As every project is different, we use generalised “impact chains” to help aggregate disparate project data and demonstrate progress towards conservation impact:

These help us understand progress in individual projects’ journeys towards success, and towards long-term conservation and biodiversity recovery goals. The steps in the impact chains are deliberately broad; this allows us to aggregate data and results across projects to understand our impact across the breadth of our portfolio. Looking across all of our projects and aggregating the results in this way allows us to understand the impact that we are having across our portfolio of work.

In the impact chains presented throughout this report, the sites, species or projects represented are only counted once and are assigned the highest level of outcome or impact reported by the end of 2022. There is good evidence that projects that achieve change in the early steps of the chain are likely to progress onwards towards achieving their conservation goals 4 .

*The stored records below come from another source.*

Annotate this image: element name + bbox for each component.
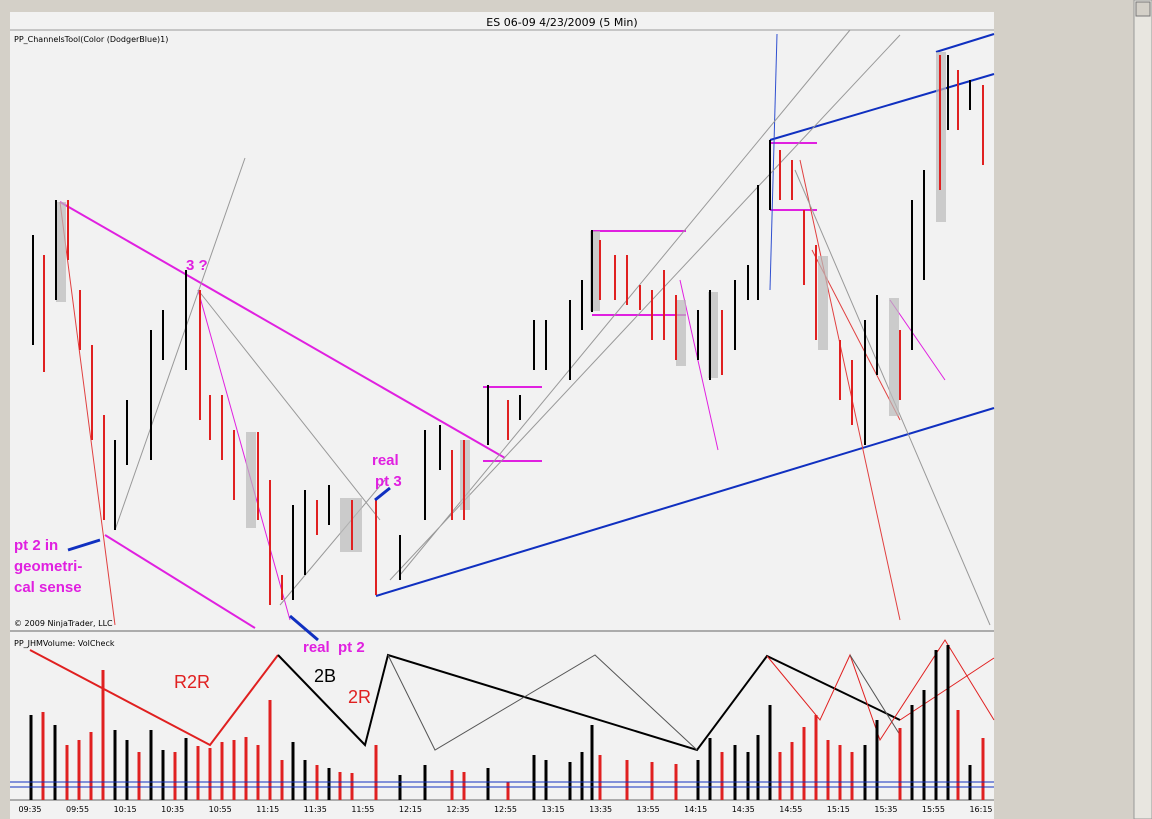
time-label: 10:55 xyxy=(209,805,232,814)
annotation: pt 3 xyxy=(375,473,402,490)
time-label: 13:35 xyxy=(589,805,612,814)
price-indicator-label: PP_ChannelsTool(Color (DodgerBlue)1) xyxy=(14,35,168,44)
time-label: 12:35 xyxy=(446,805,469,814)
chart-bg xyxy=(10,12,994,819)
arrows xyxy=(67,486,391,642)
time-label: 09:55 xyxy=(66,805,89,814)
volume-bars xyxy=(29,645,985,800)
copyright: © 2009 NinjaTrader, LLC xyxy=(14,619,113,628)
time-label: 15:35 xyxy=(874,805,897,814)
time-label: 12:15 xyxy=(399,805,422,814)
annotation: 2B xyxy=(314,666,336,686)
annotation: pt 2 in xyxy=(14,537,58,554)
scroll-up-button[interactable] xyxy=(1135,1,1151,17)
price-bars xyxy=(32,55,984,605)
time-label: 11:55 xyxy=(351,805,374,814)
time-label: 15:15 xyxy=(827,805,850,814)
time-label: 15:55 xyxy=(922,805,945,814)
annotation: 3 ? xyxy=(186,257,208,274)
time-axis: 09:35 09:55 10:15 10:35 10:55 11:15 11:35 11:55… xyxy=(18,805,992,814)
time-label: 14:55 xyxy=(779,805,802,814)
time-label: 12:55 xyxy=(494,805,517,814)
time-label: 13:15 xyxy=(542,805,565,814)
time-label: 10:15 xyxy=(114,805,137,814)
time-label: 14:35 xyxy=(732,805,755,814)
time-label: 13:55 xyxy=(637,805,660,814)
volume-levels xyxy=(10,781,994,788)
time-label: 16:15 xyxy=(969,805,992,814)
time-label: 11:35 xyxy=(304,805,327,814)
chart-title: ES 06-09 4/23/2009 (5 Min) xyxy=(486,16,637,29)
trendlines xyxy=(59,29,995,629)
annotation: real xyxy=(372,452,399,469)
annotation: 2R xyxy=(348,687,371,707)
annotation: cal sense xyxy=(14,579,82,596)
volume-indicator-label: PP_JHMVolume: VolCheck xyxy=(14,639,115,648)
annotation: real pt 2 xyxy=(303,639,365,656)
scrollbar[interactable] xyxy=(1133,0,1152,819)
volume-swings xyxy=(29,639,995,752)
time-label: 14:15 xyxy=(684,805,707,814)
annotation: geometri- xyxy=(14,558,82,575)
time-label: 11:15 xyxy=(256,805,279,814)
time-label: 10:35 xyxy=(161,805,184,814)
time-label: 09:35 xyxy=(18,805,41,814)
annotation: R2R xyxy=(174,672,210,692)
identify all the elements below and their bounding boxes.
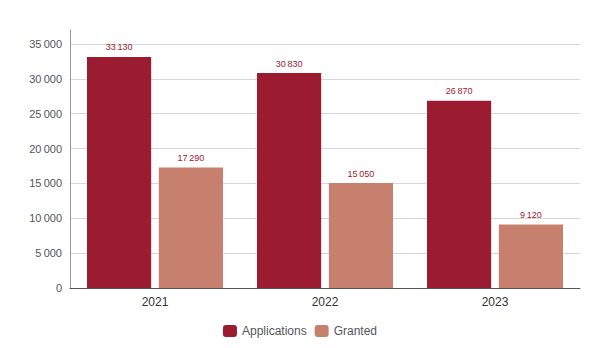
svg-text:10 000: 10 000 xyxy=(29,212,62,224)
svg-text:33 130: 33 130 xyxy=(106,42,133,52)
svg-text:25 000: 25 000 xyxy=(29,108,62,120)
svg-text:35 000: 35 000 xyxy=(29,38,62,50)
svg-text:9 120: 9 120 xyxy=(520,210,542,220)
svg-text:2023: 2023 xyxy=(482,295,509,309)
svg-text:26 870: 26 870 xyxy=(446,86,473,96)
svg-text:15 000: 15 000 xyxy=(29,177,62,189)
svg-text:30 830: 30 830 xyxy=(276,59,303,69)
svg-text:Granted: Granted xyxy=(334,324,377,338)
svg-text:20 000: 20 000 xyxy=(29,143,62,155)
svg-text:2021: 2021 xyxy=(142,295,169,309)
svg-text:Applications: Applications xyxy=(242,324,307,338)
svg-text:30 000: 30 000 xyxy=(29,73,62,85)
svg-text:5 000: 5 000 xyxy=(35,247,62,259)
svg-text:17 290: 17 290 xyxy=(178,153,205,163)
svg-text:0: 0 xyxy=(56,282,62,294)
svg-text:2022: 2022 xyxy=(312,295,339,309)
svg-text:15 050: 15 050 xyxy=(348,169,375,179)
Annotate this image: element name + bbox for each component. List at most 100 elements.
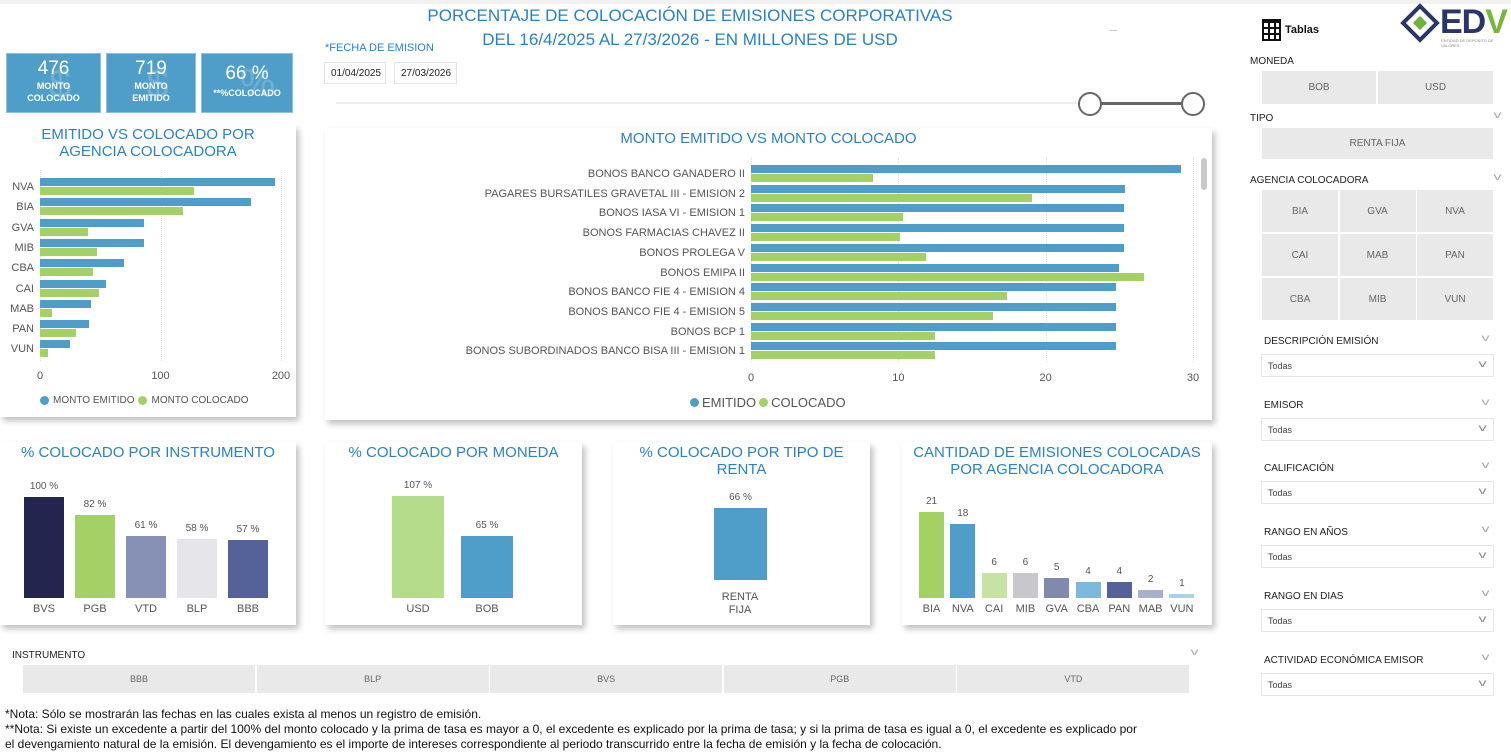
chevron-down-icon[interactable]: v <box>1481 333 1490 344</box>
bar-colocado[interactable] <box>751 272 1145 281</box>
bar-colocado[interactable] <box>40 349 49 358</box>
filter-dropdown[interactable]: Todas v <box>1261 545 1494 569</box>
bar-emitido[interactable] <box>40 218 144 227</box>
bar-colocado[interactable] <box>751 311 993 320</box>
table-icon[interactable] <box>1262 19 1281 41</box>
bar-emitido[interactable] <box>40 178 275 186</box>
bar-emitido[interactable] <box>751 204 1124 213</box>
date-slider-end-handle[interactable] <box>1181 92 1205 116</box>
tablas-button[interactable]: Tablas <box>1285 24 1320 36</box>
instrumento-option-blp[interactable]: BLP <box>256 665 489 693</box>
bar-colocado[interactable] <box>40 329 77 338</box>
bar-colocado[interactable] <box>751 233 900 242</box>
bar-bbb[interactable] <box>228 540 268 598</box>
chevron-down-icon[interactable]: v <box>1481 460 1490 472</box>
chevron-down-icon[interactable]: v <box>1481 651 1490 663</box>
bar-vun[interactable] <box>1169 593 1195 598</box>
filter-label: EMISOR <box>1264 399 1304 411</box>
instrumento-option-bvs[interactable]: BVS <box>490 665 723 693</box>
bar-emitido[interactable] <box>751 283 1117 292</box>
agencia-option-vun[interactable]: VUN <box>1417 278 1493 320</box>
agencia-option-mab[interactable]: MAB <box>1339 234 1416 276</box>
bar-emitido[interactable] <box>40 198 251 207</box>
bar-colocado[interactable] <box>751 331 936 340</box>
bar-emitido[interactable] <box>40 340 71 349</box>
bar-emitido[interactable] <box>751 243 1124 252</box>
chart-scrollbar[interactable] <box>1201 158 1207 190</box>
bar-colocado[interactable] <box>751 292 1008 301</box>
bar-emitido[interactable] <box>40 259 125 268</box>
bar-cai[interactable] <box>981 573 1007 598</box>
agencia-option-cai[interactable]: CAI <box>1262 234 1338 276</box>
bar-bob[interactable] <box>461 536 513 598</box>
bar-usd[interactable] <box>392 496 444 598</box>
chevron-down-icon[interactable]: v <box>1481 587 1490 599</box>
filter-dropdown[interactable]: Todas v <box>1261 672 1494 696</box>
filter-dropdown[interactable]: Todas v <box>1261 417 1494 441</box>
bar-colocado[interactable] <box>751 213 903 222</box>
bar-colocado[interactable] <box>40 187 195 195</box>
instrumento-option-pgb[interactable]: PGB <box>723 665 956 693</box>
bar-pgb[interactable] <box>75 515 115 598</box>
bar-colocado[interactable] <box>40 268 94 277</box>
bar-emitido[interactable] <box>751 322 1117 331</box>
chevron-down-icon[interactable]: v <box>1190 647 1199 658</box>
bar-emitido[interactable] <box>40 299 91 308</box>
kpi-label: MONTO <box>134 81 168 91</box>
filter-dropdown[interactable]: Todas v <box>1261 481 1494 505</box>
bar-colocado[interactable] <box>40 308 53 317</box>
end-date-input[interactable]: 27/03/2026 <box>394 62 457 84</box>
bar-blp[interactable] <box>177 539 217 598</box>
colocado-por-tipo-renta-card: % COLOCADO POR TIPO DE RENTA 66 % RENTA … <box>613 442 870 625</box>
bar-colocado[interactable] <box>751 193 1033 202</box>
bar-colocado[interactable] <box>40 288 100 297</box>
chevron-down-icon[interactable]: v <box>1493 172 1502 183</box>
bar-colocado[interactable] <box>751 351 936 360</box>
agencia-option-bia[interactable]: BIA <box>1262 190 1338 232</box>
category-label: PAN <box>12 323 34 336</box>
bar-emitido[interactable] <box>751 184 1126 193</box>
moneda-option-usd[interactable]: USD <box>1378 71 1493 104</box>
bar-emitido[interactable] <box>751 224 1124 233</box>
bar-bvs[interactable] <box>24 497 64 598</box>
agencia-option-mib[interactable]: MIB <box>1339 278 1416 320</box>
bar-cba[interactable] <box>1075 581 1101 598</box>
bar-mab[interactable] <box>1138 589 1164 598</box>
bar-emitido[interactable] <box>751 342 1117 351</box>
bar-vtd[interactable] <box>126 536 166 598</box>
chevron-down-icon[interactable]: v <box>1493 110 1502 121</box>
bar-emitido[interactable] <box>751 165 1182 173</box>
bar-gva[interactable] <box>1044 577 1070 598</box>
bar-emitido[interactable] <box>40 238 144 247</box>
bar-colocado[interactable] <box>40 227 89 236</box>
filter-dropdown[interactable]: Todas v <box>1261 354 1494 377</box>
moneda-label: MONEDA <box>1250 56 1294 67</box>
bar-emitido[interactable] <box>751 302 1117 311</box>
chevron-down-icon[interactable]: v <box>1481 524 1490 536</box>
bar-colocado[interactable] <box>751 252 927 261</box>
bar-bia[interactable] <box>919 512 944 598</box>
bar-nva[interactable] <box>950 524 976 598</box>
bar-colocado[interactable] <box>751 174 874 182</box>
bar-emitido[interactable] <box>751 263 1120 272</box>
bar-colocado[interactable] <box>40 207 184 216</box>
agencia-option-cba[interactable]: CBA <box>1262 278 1338 320</box>
start-date-input[interactable]: 01/04/2025 <box>324 62 386 84</box>
date-slider-start-handle[interactable] <box>1078 92 1103 116</box>
filter-dropdown[interactable]: Todas v <box>1261 608 1494 632</box>
bar-emitido[interactable] <box>40 320 90 329</box>
moneda-option-bob[interactable]: BOB <box>1262 71 1376 104</box>
bar-pan[interactable] <box>1106 581 1132 598</box>
instrumento-option-bbb[interactable]: BBB <box>23 665 255 693</box>
chevron-down-icon[interactable]: v <box>1481 396 1490 408</box>
bar-mib[interactable] <box>1012 573 1038 598</box>
agencia-option-nva[interactable]: NVA <box>1417 190 1493 232</box>
data-label: 57 % <box>236 524 260 536</box>
bar-colocado[interactable] <box>40 247 97 256</box>
agencia-option-pan[interactable]: PAN <box>1417 234 1493 276</box>
bar-renta-fija[interactable] <box>714 508 767 580</box>
bar-emitido[interactable] <box>40 279 107 288</box>
agencia-option-gva[interactable]: GVA <box>1339 190 1416 232</box>
instrumento-option-vtd[interactable]: VTD <box>957 665 1190 693</box>
tipo-option-renta-fija[interactable]: RENTA FIJA <box>1262 128 1493 159</box>
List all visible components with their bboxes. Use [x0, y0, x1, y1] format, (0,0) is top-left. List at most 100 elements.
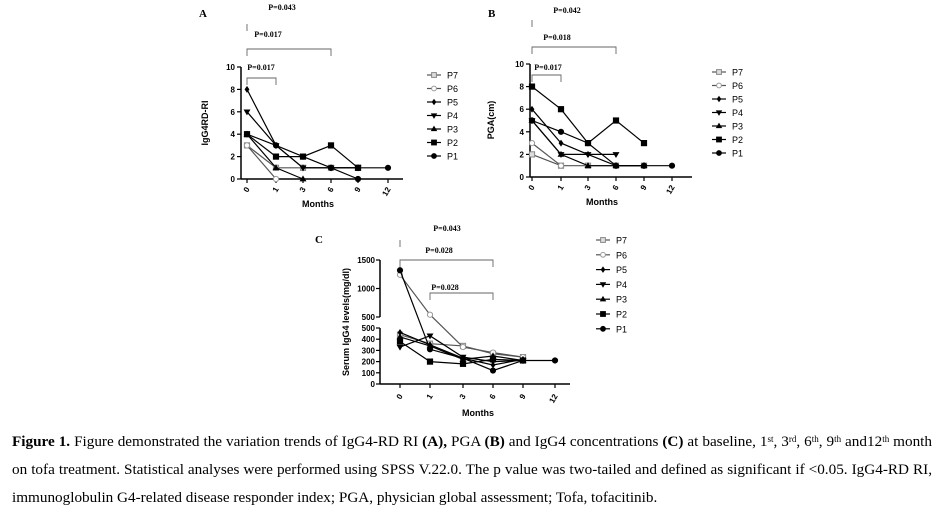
data-point — [243, 142, 251, 149]
legend-marker-square-icon — [431, 139, 437, 146]
caption-text: , 9 — [818, 433, 835, 450]
y-tick-label: 400 — [362, 335, 376, 344]
y-tick-label: 1000 — [357, 285, 375, 294]
legend-marker-square-open-icon — [431, 72, 437, 78]
x-axis-label: Months — [302, 199, 334, 209]
x-tick-label: 3 — [583, 183, 593, 192]
x-tick-label: 3 — [458, 392, 468, 401]
caption-text: , 3 — [773, 433, 789, 450]
bracket-line — [429, 292, 494, 300]
y-tick-label: 10 — [226, 63, 235, 72]
series-line — [531, 86, 645, 144]
legend-marker-triangle-up-icon — [430, 125, 438, 132]
data-point — [528, 151, 536, 158]
data-point — [426, 333, 434, 340]
data-point — [528, 83, 536, 90]
panel-a: A 0 2 4 6 8 10 0 1 3 6 9 12 Months IgG4RD-RI P=0.017 P=0… — [199, 3, 458, 209]
legend-label: P7 — [616, 236, 627, 246]
y-tick-label: 10 — [515, 60, 524, 69]
data-point — [243, 109, 251, 116]
data-point — [640, 162, 648, 169]
p-value-label: P=0.017 — [254, 30, 281, 39]
data-point — [327, 142, 335, 149]
legend-label: P2 — [732, 135, 743, 145]
data-point — [327, 164, 335, 171]
panel-c: C 500 1000 1500 0 100 200 300 400 500 0 1 3 6 9 12 Month… — [315, 224, 627, 418]
data-point — [557, 150, 565, 157]
data-point — [528, 117, 536, 124]
x-tick-label: 12 — [664, 183, 677, 196]
legend-label: P2 — [447, 138, 458, 148]
legend-marker-square-open-icon — [600, 237, 606, 243]
data-point — [272, 153, 280, 160]
legend-marker-square-open-icon — [716, 69, 722, 75]
legend-item-p3: P3 — [427, 125, 458, 135]
legend-item-p7: P7 — [712, 68, 743, 78]
data-point — [299, 175, 307, 182]
legend-marker-circle-open-icon — [431, 85, 437, 92]
data-point — [354, 175, 362, 183]
legend-marker-circle-icon — [600, 325, 606, 332]
significance-bracket: P=0.017 — [246, 30, 332, 56]
bracket-line — [531, 74, 562, 82]
x-tick-label: 6 — [326, 185, 336, 194]
p-value-label: P=0.017 — [534, 63, 561, 72]
data-point — [459, 343, 467, 351]
y-tick-label: 0 — [520, 173, 525, 182]
data-point — [489, 356, 497, 363]
legend-item-p2: P2 — [596, 310, 627, 320]
y-tick-label: 300 — [362, 346, 376, 355]
legend-label: P7 — [447, 71, 458, 81]
legend-item-p2: P2 — [427, 138, 458, 148]
series-p2 — [528, 83, 648, 147]
data-point — [272, 175, 280, 183]
data-point — [396, 344, 404, 351]
series-p5 — [529, 105, 647, 170]
y-tick-label: 200 — [362, 358, 376, 367]
data-point — [519, 357, 527, 364]
data-point — [612, 152, 620, 158]
legend-marker-triangle-up-icon — [715, 122, 723, 129]
data-point — [384, 164, 392, 171]
legend-label: P2 — [616, 310, 627, 320]
legend-marker-circle-icon — [716, 150, 722, 156]
legend-item-p4: P4 — [712, 108, 743, 118]
data-point — [354, 164, 362, 171]
data-point — [584, 140, 592, 147]
y-tick-label: 0 — [371, 380, 376, 389]
legend-item-p4: P4 — [596, 280, 627, 290]
caption-ref-b: (B) — [484, 433, 505, 450]
significance-bracket: P=0.043 — [246, 3, 296, 31]
legend-marker-triangle-down-icon — [430, 113, 438, 119]
legend-label: P1 — [616, 324, 627, 334]
p-value-label: P=0.043 — [433, 224, 460, 233]
data-point — [426, 311, 434, 318]
legend-item-p3: P3 — [712, 122, 743, 132]
caption-ref-c: (C) — [662, 433, 684, 450]
data-point — [299, 153, 307, 160]
legend-item-p2: P2 — [712, 135, 743, 145]
legend-marker-diamond-icon — [716, 95, 722, 103]
legend-label: P1 — [732, 149, 743, 159]
legend-item-p5: P5 — [712, 95, 743, 105]
caption-text: at baseline, 1 — [683, 433, 768, 450]
significance-bracket: P=0.017 — [531, 63, 562, 82]
legend-label: P4 — [616, 280, 627, 290]
data-point — [528, 140, 536, 147]
bracket-line — [399, 259, 494, 267]
p-value-label: P=0.042 — [553, 6, 580, 15]
legend-label: P4 — [447, 111, 458, 121]
x-tick-label: 9 — [518, 392, 528, 401]
y-axis-label: IgG4RD-RI — [200, 101, 210, 146]
x-tick-label: 0 — [395, 392, 405, 401]
data-point — [459, 355, 467, 362]
x-tick-label: 3 — [298, 185, 308, 194]
caption-text: month on tofa treatment. Statistical ana… — [12, 433, 932, 506]
caption-sup: rd — [788, 434, 797, 444]
series-p6 — [528, 140, 565, 169]
series-line — [531, 142, 562, 167]
y-axis-label: Serum IgG4 levels(mg/dl) — [341, 268, 351, 376]
legend-label: P6 — [616, 250, 627, 260]
y-tick-label: 500 — [362, 313, 376, 322]
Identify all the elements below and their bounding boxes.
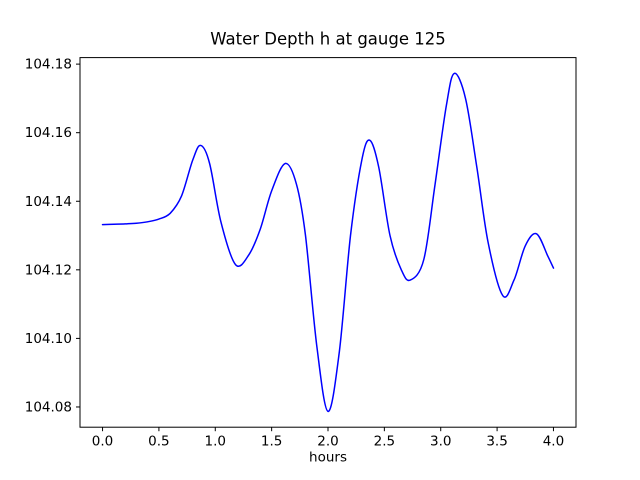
y-tick-label: 104.16 <box>25 125 72 141</box>
plot-frame <box>79 57 577 428</box>
y-tick-label: 104.10 <box>25 331 72 347</box>
y-tick-label: 104.14 <box>25 194 72 210</box>
x-tick-label: 3.0 <box>430 434 451 450</box>
x-tick-label: 2.5 <box>374 434 395 450</box>
x-tick-label: 4.0 <box>543 434 564 450</box>
x-tick-label: 1.5 <box>261 434 282 450</box>
x-tick-label: 2.0 <box>317 434 338 450</box>
x-axis-label: hours <box>309 450 347 466</box>
x-tick-label: 3.5 <box>486 434 507 450</box>
y-tick-label: 104.18 <box>25 57 72 73</box>
x-tick-label: 1.0 <box>205 434 226 450</box>
x-tick-label: 0.0 <box>92 434 113 450</box>
chart-title: Water Depth h at gauge 125 <box>210 30 445 49</box>
x-tick-label: 0.5 <box>148 434 169 450</box>
y-tick-label: 104.08 <box>25 399 72 415</box>
y-tick-label: 104.12 <box>25 262 72 278</box>
data-line <box>101 72 555 413</box>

In parallel, we work with project teams to ensure the information collected can support adaptive management in projects. We have not included comparative data in this report, but you can learn more about how we assess the impact of our work at a project level in our document Understanding Conservation Success, which is available on our website.

3. A project is defined as a set of activities leading towards a meaningful conservation outcome. The conservation result that a project works towards might be a specific biodiversity target, such as the conservation of a site or a species, or it might be creating a specific set of enabling conditions for delivering better conservation - for example by changing the behaviour of a particular group to address a specific issue. A project may encompass multiple sites and or species and employ multiple conservation approaches. A project might be delivered by Fauna & Flora directly, or in collaboration with partners and other organisations.

4. Kapos, V., et al. (2009). Outcomes, not implementation, predict conservation success. Oryx, 43(3), 336-342. Kapos, V., et al. (2008). Calibrating conservation: new tools for measuring success. Conservation Letters 1.4 (2008): 155-164.